How the paid sites get your money
Third-party filing companies are legal, and some people knowingly pay for the convenience. The trouble is that many customers do not realize they are paying a private company for something the government does for free. These sites often buy search ads on phrases like “EIN application” and “federal tax ID number,” use official-looking seals and eagle logos, and bury the disclosure that they are not affiliated with the IRS in fine print. Some charge recurring fees or upsell “compliance” services on top of the initial charge.
A simple habit protects you here: for any federal filing, start at the agency’s own site, and check that the address in your browser ends in .gov before you enter personal information. An EIN application asks for names, addresses, and taxpayer identification numbers, which is exactly the information you least want to hand to an unknown middleman.

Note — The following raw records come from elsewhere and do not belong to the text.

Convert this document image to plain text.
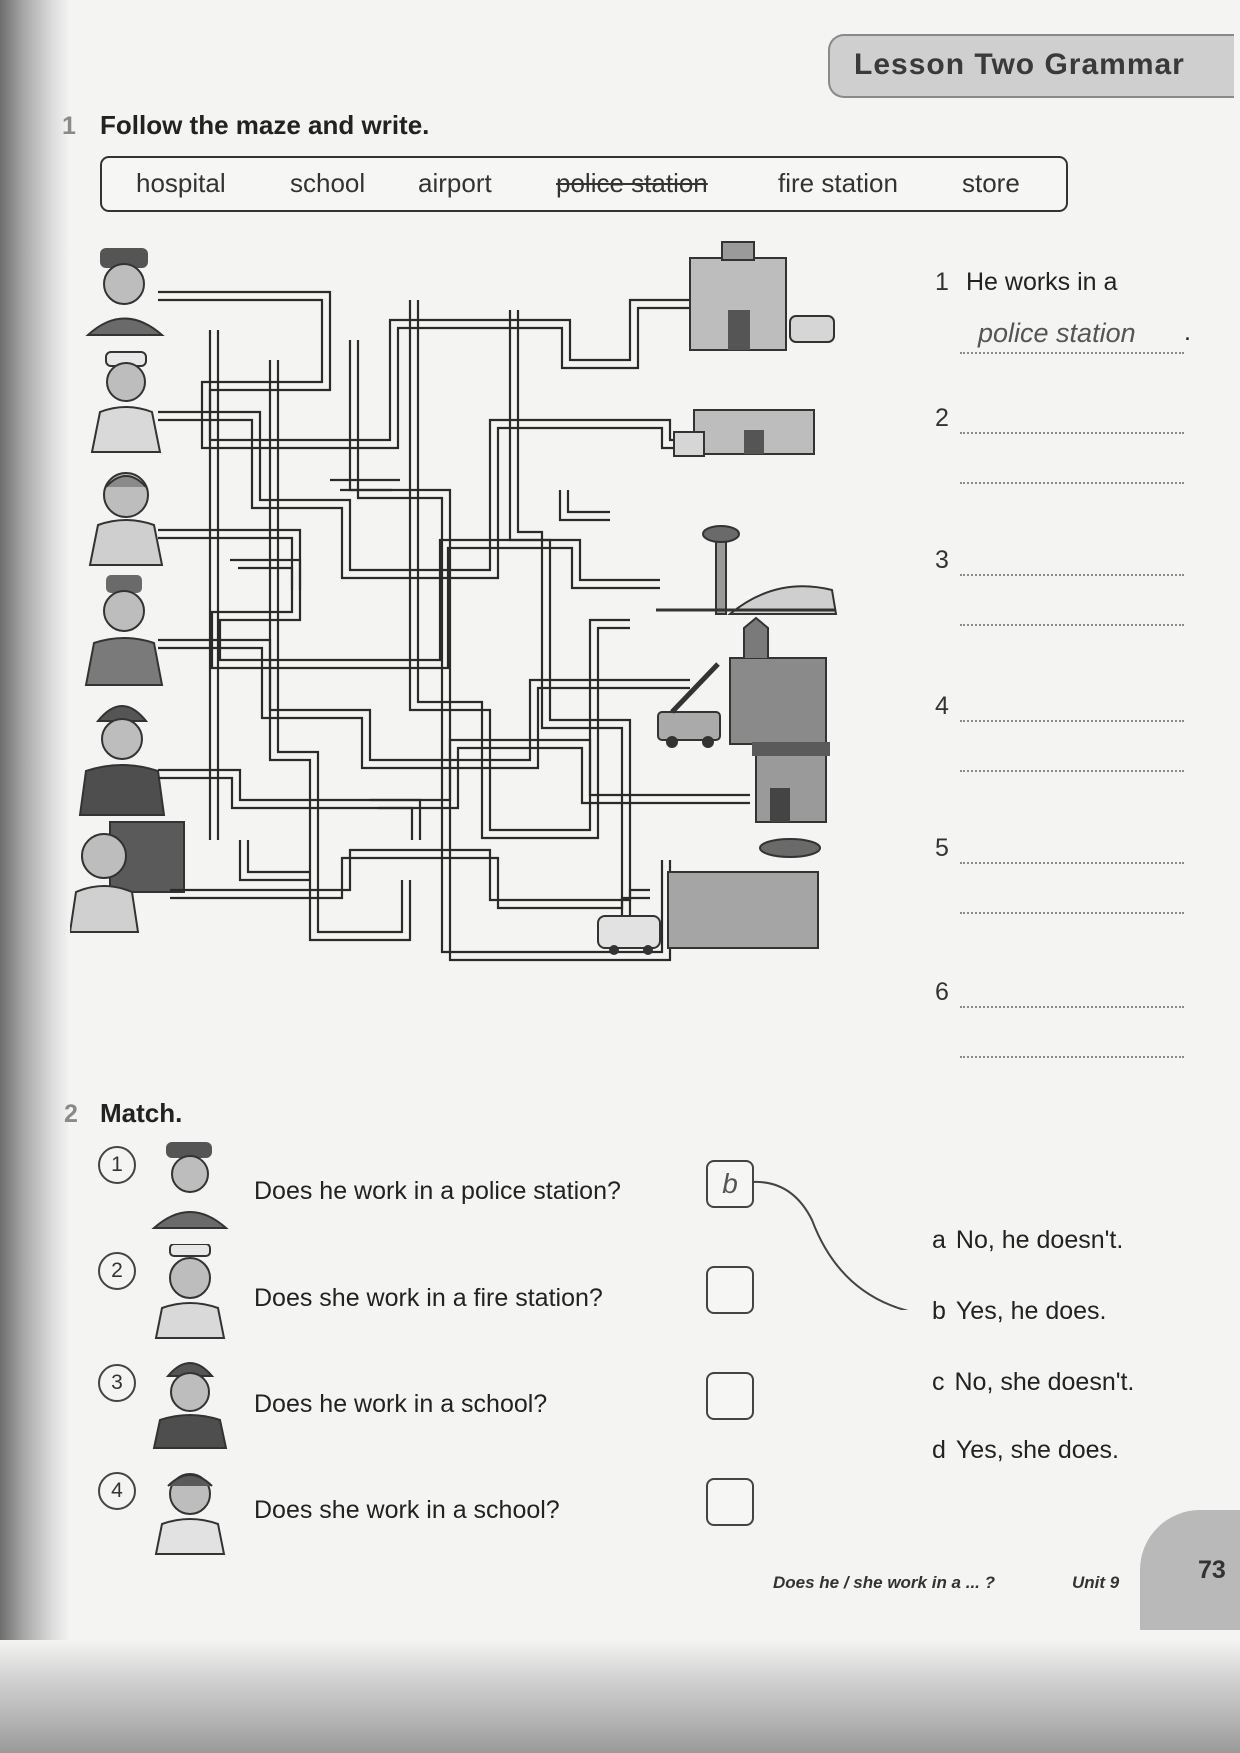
Lesson Two Grammar
1 Follow the maze and write.
hospital school airport police station	fire station store
1 He works in a
police station .
2
3
4
5
6
2 Match.
1
Does he work in a police station?	b
2
Does she work in a fire station?
3
Does he work in a school?
4
Does she work in a school?
a No, he doesn't.
b Yes, he does.
c No, she doesn't.
d Yes, she does.
Does he / she work in a ... ?	Unit 9	73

What to do once you have the number
Save the confirmation letter, known as a CP 575, somewhere permanent. Banks, payroll providers, and state agencies will ask for it, and the IRS does not reissue the original. If you lose it, you can request a verification letter by calling the IRS business line, but that takes time you can avoid with a good filing system.
Keep in mind that an EIN is a one-time identifier, not a subscription. There is no renewal, no annual fee, and no maintenance charge, so any notice demanding money to “keep your EIN active” is a scam or an unnecessary service. The number stays with the entity for its lifetime, and even if the business closes, the IRS never reassigns that EIN to anyone else.
The bottom line is worth repeating, because the ads are engineered to make you forget it: the IRS issues EINs free of charge, online, usually in minutes. Ten minutes on IRS.gov gets you the same nine digits the paid sites sell, with no markup and no middleman holding your data.